At week 2, the results revealed no significant changes in mitogen-induced caspase-3 among all stud groups when compared both to healthy controls and diabetic non-treated mice except for both diabetic mice given empty chitosan and those treated with free IL-2 at dose of (0.33 MIU) that showed a significant elevation relative only to healthy controls. Profound statistical analysis of the results revealed significant reduction in mitogen-induced caspase-3 in diabetic mice treated with chitosan-loaded IL-2 at concentrations of (0.05, and 0.33 MIU) when compared to those treated with the same doses of free IL-2, whereas, IL-2 at a dose of (0.1 MIU) showed no significant change.
At week 3, the results registered no significant variations among all studied groups except for a significant reduction recorded in diabetic mice treated with chitosan-loaded IL-2 at dose of (0.05 MIU) when compared to their partners treated with the same concentration of the free form.
Conclusions
1. Streptozotocin at multiple low doses induced a state of mild, gradual, although sometimes insignificant, hyperglycemia associated with hypoinsulinemia and weight loss.
2. The pancreatic insulitis and/or the state of hyperglycemia induced by STZ treatment caused massive splenocyte cell-death manifested by an augmented cleavage of caspase 3 either spontaneously or following in vitro mitogenic activation.
3. Treatment with variable low doses of free rhIL-2 failed to contain both hyperglycemia and splenocyte apoptotic death. However, treatment with chitosan-loaded equivalent doses of the same cytokine caused milder insulitis (manifested by non-elevated glucose level especially at week 1) and repressed splenocyte apoptosis (manifested by down regulation of caspase 3 more remarkably at week 3).
4. Unfortunately, the potentially anti-diabetic effect of rhIL-2 did not persist at later stages and seems to characterize only early stages of diabetes induction. The persistence of anti-apoptotic effect of such therapeutic approach, however, was not sufficient to restore parallel normoglycemia.
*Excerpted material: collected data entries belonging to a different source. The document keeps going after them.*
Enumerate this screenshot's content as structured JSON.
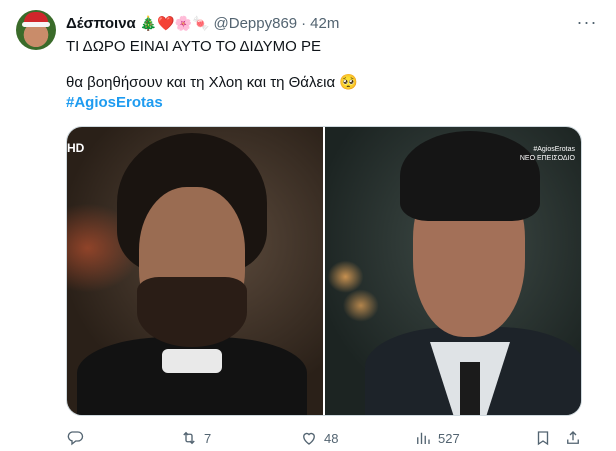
{
  "tweet": {
    "author_name": "Δέσποινα",
    "author_emojis": "🎄❤️🌸🍬",
    "handle": "@Deppy869",
    "separator": "·",
    "time": "42m",
    "more_label": "···",
    "text_line1": "ΤΙ ΔΩΡΟ ΕΙΝΑΙ ΑΥΤΟ ΤΟ ΔΙΔΥΜΟ ΡΕ",
    "text_line2": "θα βοηθήσουν και τη Χλοη και τη Θάλεια 🥺",
    "hashtag": "#AgiosErotas"
  },
  "media": {
    "left_badge": "HD",
    "watermark_line1": "#AgiosErotas",
    "watermark_line2": "ΝΕΟ ΕΠΕΙΣΟΔΙΟ"
  },
  "actions": {
    "reply_count": "",
    "retweet_count": "7",
    "like_count": "48",
    "view_count": "527"
  },
  "icons": [
    "reply-icon",
    "retweet-icon",
    "like-icon",
    "views-icon",
    "bookmark-icon",
    "share-icon",
    "more-icon"
  ],
  "colors": {
    "link": "#1d9bf0",
    "secondary_text": "#536471",
    "primary_text": "#0f1419"
  }
}
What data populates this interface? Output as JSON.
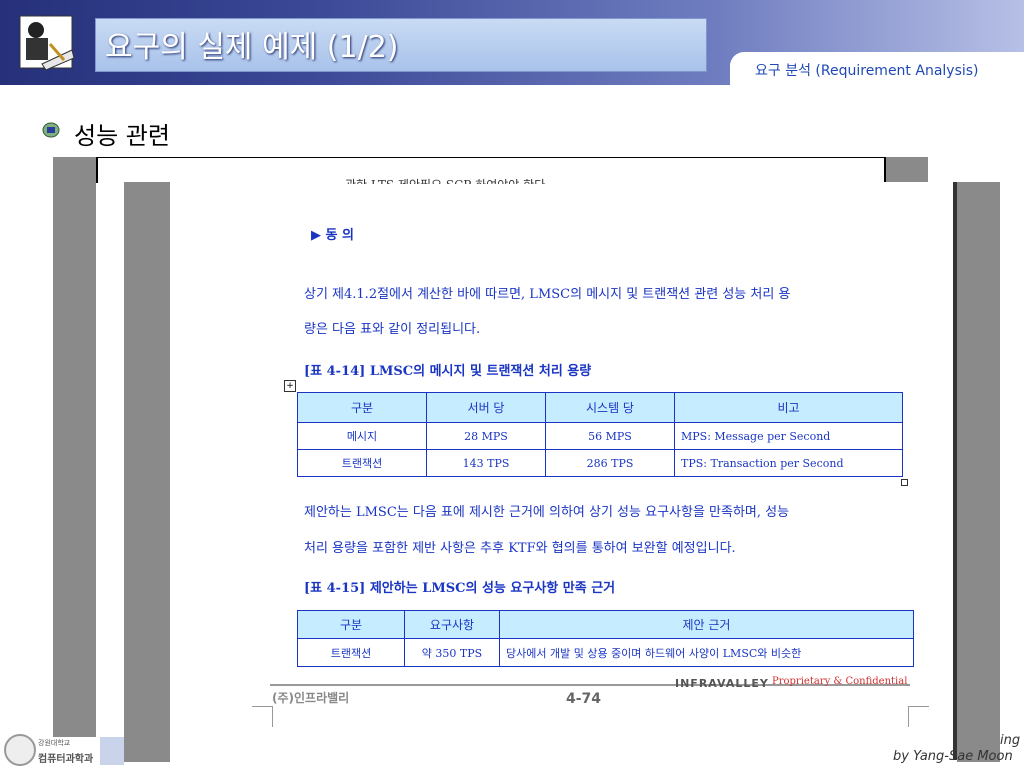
{
  "slide": {
    "title": "요구의 실제 예제 (1/2)",
    "subtitle": "요구 분석 (Requirement Analysis)",
    "section_heading": "성능 관련",
    "footer_school": "강원대학교",
    "footer_dept": "컴퓨터과학과",
    "footer_right_1": "ing",
    "footer_right_2": "by Yang-Sae Moon"
  },
  "document": {
    "cut_line": "관한 LTS 제안필요 SCP 하여야야 한다.",
    "agree_heading": "▶ 동 의",
    "para1_line1": "상기 제4.1.2절에서 계산한 바에 따르면, LMSC의 메시지 및 트랜잭션 관련 성능 처리 용",
    "para1_line2": "량은 다음 표와 같이 정리됩니다.",
    "table1_caption": "[표 4-14] LMSC의 메시지 및 트랜잭션 처리 용량",
    "table1": {
      "headers": [
        "구분",
        "서버 당",
        "시스템 당",
        "비고"
      ],
      "rows": [
        [
          "메시지",
          "28 MPS",
          "56 MPS",
          "MPS: Message per Second"
        ],
        [
          "트랜잭션",
          "143 TPS",
          "286 TPS",
          "TPS: Transaction per Second"
        ]
      ]
    },
    "para2_line1": "제안하는 LMSC는 다음 표에 제시한 근거에 의하여 상기 성능 요구사항을 만족하며, 성능",
    "para2_line2": "처리 용량을 포함한 제반 사항은 추후 KTF와 협의를 통하여 보완할 예정입니다.",
    "table2_caption": "[표 4-15] 제안하는 LMSC의 성능 요구사항 만족 근거",
    "table2": {
      "headers": [
        "구분",
        "요구사항",
        "제안 근거"
      ],
      "rows": [
        [
          "트랜잭션",
          "약 350 TPS",
          "당사에서 개발 및 상용 중이며 하드웨어 사양이 LMSC와 비슷한"
        ]
      ]
    },
    "footer_company": "(주)인프라밸리",
    "footer_brand": "INFRAVALLEY",
    "footer_confidential": "Proprietary & Confidential",
    "page_number": "4-74"
  },
  "colors": {
    "header_dark": "#26307a",
    "doc_text": "#1a35c4",
    "table_header_bg": "#c5ecff",
    "confidential": "#d03030"
  }
}
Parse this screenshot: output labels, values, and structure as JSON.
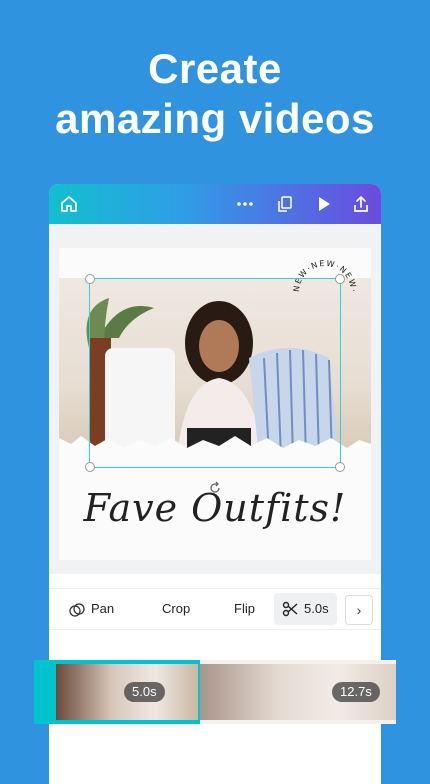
{
  "headline": {
    "line1": "Create",
    "line2": "amazing videos"
  },
  "topbar": {
    "icons": [
      "home-icon",
      "more-icon",
      "pages-icon",
      "play-icon",
      "share-icon"
    ]
  },
  "design": {
    "badge_text": "NEW·NEW·NEW·",
    "script_title": "Fave Outfits!"
  },
  "toolbar": {
    "pan_label": "Pan",
    "crop_label": "Crop",
    "flip_label": "Flip",
    "duration_label": "5.0s",
    "next_label": "›"
  },
  "timeline": {
    "clips": [
      {
        "duration": "5.0s"
      },
      {
        "duration": "12.7s"
      }
    ]
  },
  "colors": {
    "background": "#2f93e0",
    "accent_teal": "#00c4cc",
    "accent_purple": "#6b4be0"
  }
}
5. The anti-diabetic effect of IL-2 was not uniform in treated groups where specific durations and/or IL-2 doses and forms exhibited relatively elevated glucose levels regardless of being treated with free or chitosan-loaded IL-2, in addition to missed significant correlations with caspase 3 expression status.
6. It seems likely that chitosan-loaded rhIL-2 at dose 0.1 MIU may be potentially promising in retrieving glucose homoeostasis in experimentally induced T1D. However, reaching the most effective modality necessitates an intensive optimizing rather than personalization researches.